Edmonton Oilers officials took a trip to Seattle on Monday and are threatening relocation if the city of Edmonton doesn't agree to a new arena deal, but while the Seattle visit drew headlines, it may be the city who holds all of the leverage.
While the ownership group is trying to use the threat of relocation to pressure the city into a favorable new arena deal, the fact is, even without a new arena, Oilers officials likely won't be able to find a better deal than the one they currently have. Ryan Batty of The Copper & Blue detailed why it's the city and not the ownership group holding all the leverage.

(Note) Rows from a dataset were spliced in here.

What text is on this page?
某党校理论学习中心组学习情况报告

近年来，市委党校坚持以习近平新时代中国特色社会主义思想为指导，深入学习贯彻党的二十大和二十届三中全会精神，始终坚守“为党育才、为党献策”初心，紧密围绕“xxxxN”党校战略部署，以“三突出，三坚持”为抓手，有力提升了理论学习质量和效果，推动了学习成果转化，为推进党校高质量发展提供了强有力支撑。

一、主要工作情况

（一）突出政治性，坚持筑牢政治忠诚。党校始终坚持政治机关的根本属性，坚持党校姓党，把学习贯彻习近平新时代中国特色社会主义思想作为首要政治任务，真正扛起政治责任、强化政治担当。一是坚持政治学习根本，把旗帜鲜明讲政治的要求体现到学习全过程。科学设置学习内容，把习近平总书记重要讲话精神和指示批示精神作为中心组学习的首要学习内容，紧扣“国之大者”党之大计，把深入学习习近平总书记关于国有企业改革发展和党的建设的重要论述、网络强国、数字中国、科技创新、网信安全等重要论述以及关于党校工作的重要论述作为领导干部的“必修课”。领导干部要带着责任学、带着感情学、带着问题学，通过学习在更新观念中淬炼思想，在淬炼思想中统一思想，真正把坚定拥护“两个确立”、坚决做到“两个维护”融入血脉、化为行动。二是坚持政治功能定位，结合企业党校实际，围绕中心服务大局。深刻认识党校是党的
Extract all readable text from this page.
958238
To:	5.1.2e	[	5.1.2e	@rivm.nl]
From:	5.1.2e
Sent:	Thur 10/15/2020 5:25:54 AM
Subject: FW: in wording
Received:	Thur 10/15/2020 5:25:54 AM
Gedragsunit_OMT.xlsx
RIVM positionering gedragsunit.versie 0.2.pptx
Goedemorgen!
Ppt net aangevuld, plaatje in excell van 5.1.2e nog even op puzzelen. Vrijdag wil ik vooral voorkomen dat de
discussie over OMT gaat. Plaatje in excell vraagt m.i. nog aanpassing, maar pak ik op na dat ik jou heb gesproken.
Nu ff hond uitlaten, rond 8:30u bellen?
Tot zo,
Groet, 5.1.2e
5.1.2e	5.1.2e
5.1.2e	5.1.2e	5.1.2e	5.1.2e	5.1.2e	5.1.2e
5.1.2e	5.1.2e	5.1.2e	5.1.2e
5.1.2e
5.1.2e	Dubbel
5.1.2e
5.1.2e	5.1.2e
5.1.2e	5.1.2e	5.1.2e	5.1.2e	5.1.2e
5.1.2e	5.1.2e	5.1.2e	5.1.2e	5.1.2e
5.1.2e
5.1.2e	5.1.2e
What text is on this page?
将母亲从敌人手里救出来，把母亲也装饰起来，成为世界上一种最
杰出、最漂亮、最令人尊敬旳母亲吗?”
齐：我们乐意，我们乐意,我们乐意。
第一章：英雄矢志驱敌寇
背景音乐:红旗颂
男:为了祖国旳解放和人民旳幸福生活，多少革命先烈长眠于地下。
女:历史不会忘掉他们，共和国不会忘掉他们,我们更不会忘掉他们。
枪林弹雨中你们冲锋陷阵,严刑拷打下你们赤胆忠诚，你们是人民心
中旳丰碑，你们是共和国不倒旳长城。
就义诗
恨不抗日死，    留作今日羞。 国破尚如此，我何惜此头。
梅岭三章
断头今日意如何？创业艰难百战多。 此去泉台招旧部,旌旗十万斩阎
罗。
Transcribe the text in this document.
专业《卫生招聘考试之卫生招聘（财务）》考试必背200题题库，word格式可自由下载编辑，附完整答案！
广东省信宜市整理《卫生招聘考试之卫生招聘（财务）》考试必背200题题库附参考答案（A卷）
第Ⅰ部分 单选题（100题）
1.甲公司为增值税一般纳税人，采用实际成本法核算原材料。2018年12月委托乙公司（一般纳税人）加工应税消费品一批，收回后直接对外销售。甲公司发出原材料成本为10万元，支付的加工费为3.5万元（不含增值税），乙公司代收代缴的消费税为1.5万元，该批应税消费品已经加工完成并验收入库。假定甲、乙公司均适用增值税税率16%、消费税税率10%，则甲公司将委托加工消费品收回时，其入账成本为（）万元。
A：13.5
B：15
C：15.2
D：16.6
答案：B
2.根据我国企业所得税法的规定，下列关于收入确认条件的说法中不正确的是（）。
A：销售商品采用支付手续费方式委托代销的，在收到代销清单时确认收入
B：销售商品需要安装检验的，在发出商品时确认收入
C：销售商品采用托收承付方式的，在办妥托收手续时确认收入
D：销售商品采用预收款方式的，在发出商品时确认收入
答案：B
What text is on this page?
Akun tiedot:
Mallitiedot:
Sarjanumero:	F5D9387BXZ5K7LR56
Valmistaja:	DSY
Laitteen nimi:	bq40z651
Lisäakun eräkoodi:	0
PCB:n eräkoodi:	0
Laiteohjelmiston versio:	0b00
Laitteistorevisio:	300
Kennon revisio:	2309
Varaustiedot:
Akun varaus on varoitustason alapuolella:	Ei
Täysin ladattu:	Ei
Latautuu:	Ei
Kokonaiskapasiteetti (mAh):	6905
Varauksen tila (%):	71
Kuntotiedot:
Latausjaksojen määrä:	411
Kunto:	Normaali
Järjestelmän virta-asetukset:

The threat to move to Seattle, or any other city looking for an NHL for that matter, is an empty threat. Under the terms of the agreement that was reached between the Katz Group and the City last year Katz pays $0 towards the arena construction costs. That's not a typo, he pays nothing. His investment is a loan taken out by the City which he pays back. Katz also gets revenue from the building 48 weeks out of the year not just on hockey nights as is currently the case at Rexall. And this ignores the fact that he's already making money hand over fist in a small and outdated arena. There is no other way to put it: Katz is sitting on a gold mine in Edmonton right now.
In Seattle, or another city, the ownership group would have to pay rent and would only collect revenue on the nights when the team plays a home game. That's in addition to a likely relocation fee required to move the team. Money is often the key in these situations and even in a smaller market, it appears Edmonton can offer the most.